1 Introduction

Steganography is the art of hiding the present of communication by embedding secret messages into innocent looking covers, such as digital images, videos, and audios [7]. Its aim is to avoid drawing suspicion to the transmission of hidden information. Steganalysis is the art of detecting secret messages hidden using steganography [17]. The goal of steganalysis is to reveal the presence of embedded message and to break the covert communication.

Due to the prevalent usage of MP3 audios, the competition between MP3 steganography and MP3 steganalysis has escalated over the past few years. Several stego tools for MP3 audios have been arisen, such as MP3Stego [15], MP3Stegz [16], Under MP3Cover [1]. In our early works, we also have proposed two novel steganographic methods for MP3 audios [21, 22]. As far as MP3 steganography tools are concerned, MP3Stego is the most typical one. In MP3Stego, with the benefit of the distortion adjustment mechanism of the MP3 codec, the sum of the distortion caused by quantization and MP3Stego is effectively controlled below the masking threshold which is the minimum sound level that human can perceive. Once the cover audio is unavailable, it is hard to distinguish whether the test audio has been operated by MP3Stego or not.

In order to defeat MP3Stego, some steganalytic methods have been proposed in recent years. Since MP3Stego changes the behavior of quantization in MP3 encoding, Westfeld [3, 20] proposed an attack method based on the variance of the block length which is a parameter related to quantization. Similarly, Dittmann [6, 12] considered that there would be more different block lengths after MP3Stego embedding. Hence, the number of different block lengths is taken as a steganalytic feature in their method. However, the performance of this method can be still improved especially at low embedding rates. Qiao [18] introduced a detection method based on an inter-frame feature set which contains the moment statistical features on the second derivatives, as well as Markov transition features and neighboring joint density of MDCT coefficients. In his another work [19], the statistical moments of GGD (Generalized Gaussian Distribution) shape parameters for MDCT coefficients are also taken as the steganalytic features. Ozer et al. [2, 14] presented a method for detecting audio steganography based on audio quality metrics. Although this method can expose the presence of MP3Stego, relatively high false positive rate is one of the limitations. Additionally, the dimensionality of the feature space is the main inconvenience of Qiao’s and Ozer’s methods.

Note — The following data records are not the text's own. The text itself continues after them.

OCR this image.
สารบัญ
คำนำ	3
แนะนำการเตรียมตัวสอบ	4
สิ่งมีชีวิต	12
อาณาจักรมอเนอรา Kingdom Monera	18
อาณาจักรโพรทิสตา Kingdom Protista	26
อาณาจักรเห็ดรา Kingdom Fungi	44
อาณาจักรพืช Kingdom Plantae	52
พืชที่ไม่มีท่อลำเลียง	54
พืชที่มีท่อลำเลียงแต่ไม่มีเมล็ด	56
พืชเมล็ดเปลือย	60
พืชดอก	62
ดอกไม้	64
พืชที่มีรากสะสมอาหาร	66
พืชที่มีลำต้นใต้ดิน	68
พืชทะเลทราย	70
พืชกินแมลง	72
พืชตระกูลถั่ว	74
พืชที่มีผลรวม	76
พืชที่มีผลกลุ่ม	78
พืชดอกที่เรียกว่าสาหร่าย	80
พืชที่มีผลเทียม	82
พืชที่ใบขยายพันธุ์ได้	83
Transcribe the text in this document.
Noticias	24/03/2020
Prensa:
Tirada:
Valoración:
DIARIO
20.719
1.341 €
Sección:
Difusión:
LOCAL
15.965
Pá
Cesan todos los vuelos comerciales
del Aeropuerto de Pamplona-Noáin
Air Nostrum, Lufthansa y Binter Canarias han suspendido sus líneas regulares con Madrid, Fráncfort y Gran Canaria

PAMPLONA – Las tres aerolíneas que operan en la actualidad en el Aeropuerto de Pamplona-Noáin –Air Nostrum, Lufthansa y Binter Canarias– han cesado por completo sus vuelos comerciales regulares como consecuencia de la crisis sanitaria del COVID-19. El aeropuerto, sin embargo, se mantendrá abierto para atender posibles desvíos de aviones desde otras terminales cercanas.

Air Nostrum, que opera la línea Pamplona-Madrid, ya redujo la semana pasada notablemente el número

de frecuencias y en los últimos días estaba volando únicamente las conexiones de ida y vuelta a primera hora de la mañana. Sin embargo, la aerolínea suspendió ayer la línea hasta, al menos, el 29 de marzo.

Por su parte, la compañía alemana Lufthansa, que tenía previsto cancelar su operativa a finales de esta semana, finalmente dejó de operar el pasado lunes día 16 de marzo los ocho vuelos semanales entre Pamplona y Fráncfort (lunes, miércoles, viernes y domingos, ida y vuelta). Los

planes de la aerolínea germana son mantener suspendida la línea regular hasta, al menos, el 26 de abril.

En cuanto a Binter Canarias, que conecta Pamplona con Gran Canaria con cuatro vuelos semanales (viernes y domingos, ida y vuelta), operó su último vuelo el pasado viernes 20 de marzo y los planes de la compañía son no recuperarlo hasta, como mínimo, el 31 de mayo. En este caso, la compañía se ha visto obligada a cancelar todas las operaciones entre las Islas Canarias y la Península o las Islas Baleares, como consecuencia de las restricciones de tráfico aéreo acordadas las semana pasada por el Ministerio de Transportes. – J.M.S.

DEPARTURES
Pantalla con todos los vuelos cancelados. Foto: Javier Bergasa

Generally, the steganalytic detector will be more straightforward and effective if the features can be extracted directly from the position where the steganography takes place. Since MP3Stego happens during quantization, more attentions should be paid to the parameters associated with the quantization. In this work, the number of bits in bit reservoir which is an important component of quantization is introduced into steganalysis to attack MP3Stego. In order to weaken the influence of the audio content and expose the stego noise, the calibrated feature is extracted by recompression. The results demonstrate that the proposed method can achieve a good discriminatory ability for MP3Stego.

The rest of this paper is organized as follows. The basic operations of MP3Stego algorithm are briefly covered in Section 2. Section 3 focuses on the main idea of the proposed method. We verify the effectiveness of the proposed method under various conditions with experimental results in Section 4. Finally, conclusions are drawn in Section 5.

2 Background

In this section, the fundamental operations of the MP3Stego algorithm are first reviewed. Then, the impact caused by the MP3Stego operations is also analyzed.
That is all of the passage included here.